Re: So...
The Max would be better described as an all-new aircraft, disguised to look like a 737 in the hope that the FAA would fall for the ruse and allow Boeing and the airlines to train the flight crews with nothing more than a differences course provided in an iPad.
The Max is no more a 737 variant than a Mack Truck is a variant of a Ford transit.
Basically, when Boeing came to refresh the 737, they wanted to provide significantly improved fuel economy, to counter the much newer and better performing aircraft from Airbus. The problem? They could only do that by fitting new engines. Engines that are so much larger than the previous generation that the Max had to be fitted with extended landing gear to stop the bottom of the new engine cowlings scraping along the runway.
But the problems ran so much deeper than that. The larger diameter engines moved the centre-of-mass of the engines lower. Which moved the centre-of-mass of the aircraft. Which meant not only that the flight surfaces were the wrong size and in the wrong place, but that the entire flight geometry of the aircraft was screwed up.
In a conventional airliner, the flight characteristics [in flight trim] should be level flight. Let go of everything and the aircraft should jut fly along, straight and level, until the fuel runs out. With the Max, that was impossible, because the mass of the new engines screwed up handling. So Boeing invented "MCAS" to generate a completely fake flight characteristic for the aircraft. Just like the F-16 is fly-by-why and inherently unstable [cannot fly without the computer], so the Max used MCAS to keep the thing stable when it would otherwise not be.
That's why the partial failures of the MCAS system caused such catastrophic failures, even when the pilots followed the correct procedures.
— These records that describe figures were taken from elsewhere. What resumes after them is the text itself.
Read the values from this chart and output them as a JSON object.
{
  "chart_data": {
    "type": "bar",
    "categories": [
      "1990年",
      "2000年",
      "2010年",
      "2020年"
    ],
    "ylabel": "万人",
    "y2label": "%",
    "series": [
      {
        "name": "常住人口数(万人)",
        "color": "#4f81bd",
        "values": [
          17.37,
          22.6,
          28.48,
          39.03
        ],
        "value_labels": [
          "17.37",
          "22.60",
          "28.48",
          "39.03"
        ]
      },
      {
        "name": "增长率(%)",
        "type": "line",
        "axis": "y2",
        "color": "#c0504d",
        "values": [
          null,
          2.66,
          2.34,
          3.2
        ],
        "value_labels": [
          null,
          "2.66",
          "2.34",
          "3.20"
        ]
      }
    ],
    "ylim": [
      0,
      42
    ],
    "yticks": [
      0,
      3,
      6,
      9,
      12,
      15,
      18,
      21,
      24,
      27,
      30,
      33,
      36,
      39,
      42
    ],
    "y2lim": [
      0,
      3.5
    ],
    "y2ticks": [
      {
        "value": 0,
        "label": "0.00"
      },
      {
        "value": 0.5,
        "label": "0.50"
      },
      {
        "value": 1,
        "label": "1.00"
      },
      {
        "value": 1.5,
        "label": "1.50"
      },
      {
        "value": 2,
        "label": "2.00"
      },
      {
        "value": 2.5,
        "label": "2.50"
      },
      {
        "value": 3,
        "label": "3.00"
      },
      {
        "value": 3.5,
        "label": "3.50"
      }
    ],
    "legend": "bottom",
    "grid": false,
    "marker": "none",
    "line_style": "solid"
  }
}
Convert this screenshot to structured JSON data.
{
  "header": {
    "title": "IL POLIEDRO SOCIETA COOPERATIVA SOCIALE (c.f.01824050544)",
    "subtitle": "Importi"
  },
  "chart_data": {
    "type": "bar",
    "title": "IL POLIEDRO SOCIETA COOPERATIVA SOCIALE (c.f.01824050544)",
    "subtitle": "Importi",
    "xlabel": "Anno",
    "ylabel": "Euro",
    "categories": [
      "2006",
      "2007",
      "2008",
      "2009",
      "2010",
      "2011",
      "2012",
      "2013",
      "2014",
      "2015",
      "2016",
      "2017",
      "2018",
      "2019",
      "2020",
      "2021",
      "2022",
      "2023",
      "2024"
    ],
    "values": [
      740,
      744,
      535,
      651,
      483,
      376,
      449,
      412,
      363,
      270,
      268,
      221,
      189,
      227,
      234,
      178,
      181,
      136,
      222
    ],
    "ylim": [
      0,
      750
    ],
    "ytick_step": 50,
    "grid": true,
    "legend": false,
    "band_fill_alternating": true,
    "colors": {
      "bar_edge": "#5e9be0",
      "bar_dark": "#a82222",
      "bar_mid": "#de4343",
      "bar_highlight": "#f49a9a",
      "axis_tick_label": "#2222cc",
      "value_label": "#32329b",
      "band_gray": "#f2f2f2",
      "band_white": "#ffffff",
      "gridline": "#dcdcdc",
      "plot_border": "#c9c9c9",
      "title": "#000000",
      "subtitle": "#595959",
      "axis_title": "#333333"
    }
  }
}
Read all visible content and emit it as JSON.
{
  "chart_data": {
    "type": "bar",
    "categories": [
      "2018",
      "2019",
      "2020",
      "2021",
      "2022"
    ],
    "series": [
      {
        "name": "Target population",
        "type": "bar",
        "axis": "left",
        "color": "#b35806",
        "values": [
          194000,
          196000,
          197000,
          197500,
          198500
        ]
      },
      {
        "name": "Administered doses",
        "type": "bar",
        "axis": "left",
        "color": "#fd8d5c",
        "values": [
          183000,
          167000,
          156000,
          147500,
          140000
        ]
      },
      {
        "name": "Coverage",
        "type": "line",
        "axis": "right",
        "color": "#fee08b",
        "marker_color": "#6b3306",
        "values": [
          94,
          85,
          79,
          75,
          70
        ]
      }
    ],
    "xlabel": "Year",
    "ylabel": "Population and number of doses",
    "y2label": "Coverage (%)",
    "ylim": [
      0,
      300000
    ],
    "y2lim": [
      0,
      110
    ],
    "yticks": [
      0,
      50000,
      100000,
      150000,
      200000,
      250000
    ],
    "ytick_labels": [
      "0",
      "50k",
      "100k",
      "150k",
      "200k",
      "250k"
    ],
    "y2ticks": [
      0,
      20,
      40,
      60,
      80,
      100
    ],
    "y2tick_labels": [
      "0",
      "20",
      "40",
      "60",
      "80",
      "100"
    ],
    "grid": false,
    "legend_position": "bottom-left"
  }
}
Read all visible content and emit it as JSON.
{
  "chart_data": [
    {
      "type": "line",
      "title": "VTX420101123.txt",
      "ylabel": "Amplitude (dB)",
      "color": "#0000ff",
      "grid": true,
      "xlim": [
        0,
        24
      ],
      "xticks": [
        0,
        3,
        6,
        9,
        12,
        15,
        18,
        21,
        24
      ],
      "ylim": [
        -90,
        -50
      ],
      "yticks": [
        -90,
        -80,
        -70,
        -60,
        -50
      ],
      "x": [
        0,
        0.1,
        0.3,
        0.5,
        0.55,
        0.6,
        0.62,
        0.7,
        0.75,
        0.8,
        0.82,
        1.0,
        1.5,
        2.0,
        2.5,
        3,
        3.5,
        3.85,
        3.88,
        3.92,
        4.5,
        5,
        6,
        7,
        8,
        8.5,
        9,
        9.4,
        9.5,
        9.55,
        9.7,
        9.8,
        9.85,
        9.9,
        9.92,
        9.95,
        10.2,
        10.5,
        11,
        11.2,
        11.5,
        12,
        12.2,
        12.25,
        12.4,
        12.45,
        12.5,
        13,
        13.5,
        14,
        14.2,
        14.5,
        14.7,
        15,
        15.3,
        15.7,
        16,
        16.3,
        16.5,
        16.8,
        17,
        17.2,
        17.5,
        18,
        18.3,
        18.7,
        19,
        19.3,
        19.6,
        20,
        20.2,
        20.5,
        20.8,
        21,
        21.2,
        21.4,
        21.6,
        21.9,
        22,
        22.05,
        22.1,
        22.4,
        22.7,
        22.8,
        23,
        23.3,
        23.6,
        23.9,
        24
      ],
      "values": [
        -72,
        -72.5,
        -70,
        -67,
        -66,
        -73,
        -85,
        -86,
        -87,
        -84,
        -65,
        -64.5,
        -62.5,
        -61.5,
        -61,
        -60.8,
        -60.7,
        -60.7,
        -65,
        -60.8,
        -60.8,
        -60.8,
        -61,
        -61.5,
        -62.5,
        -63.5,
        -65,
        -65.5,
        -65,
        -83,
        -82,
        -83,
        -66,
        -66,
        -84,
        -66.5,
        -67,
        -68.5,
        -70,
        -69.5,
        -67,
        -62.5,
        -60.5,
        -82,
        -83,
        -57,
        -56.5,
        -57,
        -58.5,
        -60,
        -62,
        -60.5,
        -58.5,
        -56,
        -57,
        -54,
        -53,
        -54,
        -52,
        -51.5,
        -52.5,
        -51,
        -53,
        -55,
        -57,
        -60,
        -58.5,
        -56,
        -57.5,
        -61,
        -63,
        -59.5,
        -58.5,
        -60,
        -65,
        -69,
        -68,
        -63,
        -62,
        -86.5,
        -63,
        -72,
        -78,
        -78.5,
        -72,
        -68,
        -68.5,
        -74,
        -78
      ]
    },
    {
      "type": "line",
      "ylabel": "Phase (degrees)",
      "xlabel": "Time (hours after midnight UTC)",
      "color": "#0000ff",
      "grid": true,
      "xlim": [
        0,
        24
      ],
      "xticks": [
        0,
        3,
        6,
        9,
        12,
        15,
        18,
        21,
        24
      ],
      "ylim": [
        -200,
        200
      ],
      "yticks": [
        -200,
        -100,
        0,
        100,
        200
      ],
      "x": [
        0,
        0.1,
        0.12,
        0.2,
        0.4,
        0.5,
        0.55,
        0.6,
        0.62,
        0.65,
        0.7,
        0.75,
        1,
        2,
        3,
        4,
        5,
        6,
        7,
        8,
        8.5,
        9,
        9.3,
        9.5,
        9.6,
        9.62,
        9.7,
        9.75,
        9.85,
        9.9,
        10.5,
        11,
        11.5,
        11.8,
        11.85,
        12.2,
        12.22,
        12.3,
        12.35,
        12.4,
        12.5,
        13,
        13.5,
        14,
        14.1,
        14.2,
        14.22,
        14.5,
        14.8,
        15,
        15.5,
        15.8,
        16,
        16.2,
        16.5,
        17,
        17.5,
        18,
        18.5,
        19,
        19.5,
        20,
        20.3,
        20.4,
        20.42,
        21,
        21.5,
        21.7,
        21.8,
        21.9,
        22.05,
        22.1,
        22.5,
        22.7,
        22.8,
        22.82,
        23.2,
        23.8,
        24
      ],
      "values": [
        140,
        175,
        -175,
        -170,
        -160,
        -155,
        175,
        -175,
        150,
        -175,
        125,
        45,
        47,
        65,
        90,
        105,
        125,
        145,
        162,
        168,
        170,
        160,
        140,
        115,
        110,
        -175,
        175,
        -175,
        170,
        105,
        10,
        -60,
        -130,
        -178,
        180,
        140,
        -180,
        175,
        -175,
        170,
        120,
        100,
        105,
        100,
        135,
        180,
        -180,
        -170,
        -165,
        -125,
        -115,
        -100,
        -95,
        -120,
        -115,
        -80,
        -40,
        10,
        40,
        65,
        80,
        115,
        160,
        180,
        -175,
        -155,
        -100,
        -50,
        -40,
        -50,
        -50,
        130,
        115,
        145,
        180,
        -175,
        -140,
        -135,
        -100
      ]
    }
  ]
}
There were other issues, for example the MCAS design changed significantly during development, but when the plane was tested for certification, the old design limits were tested, not the new, more aggressive ones. And of course the inspectors were Boeing employees, recruited and paid for by Boeing, not independent FAA inspectors. In other words, serious regulator capture issue, right there.
Ultimately, though, the crashes were caused by greed. Airlines didn't want to pay the additional cost of developing an all-new replacement for the 737. Threatened with loss of sales to rival Airbus, Boeing chose to cut all sorts of corners and basically ended up pushing an old design too far.
In the heart of Boeing are engineers and designers who are brilliant at what they do. These issues aren't "engineering-led", but "management-led". Congress should order the FAA to step aside and have the relevant House Committees conduct a thorough hearing. The House should demand access to internal emails, summon witnesses from engineering and management and fully understand how the series of questionable decisions that led to the Max being certified came to pass.
But there's an interesting fly in this ointment. Unlike aviation regulation agencies elsewhere in the world [say the CAA in the UK as an example] the FAA has two roles. One is to inspect aviation and ensure that it remains safe for the public. The other is to promote the use of aviation to the nation and the world. Those two missions are in uneasy conflict.
You only need to look at recent history to realise that the FAA were one of the last agencies to order the aircraft grounded to see the impact of poor governance.
Bottom line is that Boeing are too important for balance-of-trade to take a serious Congressional hit for this. Especially with the serial failures the current administration have with trade deals. Expect this one to be swept under the rug in due course.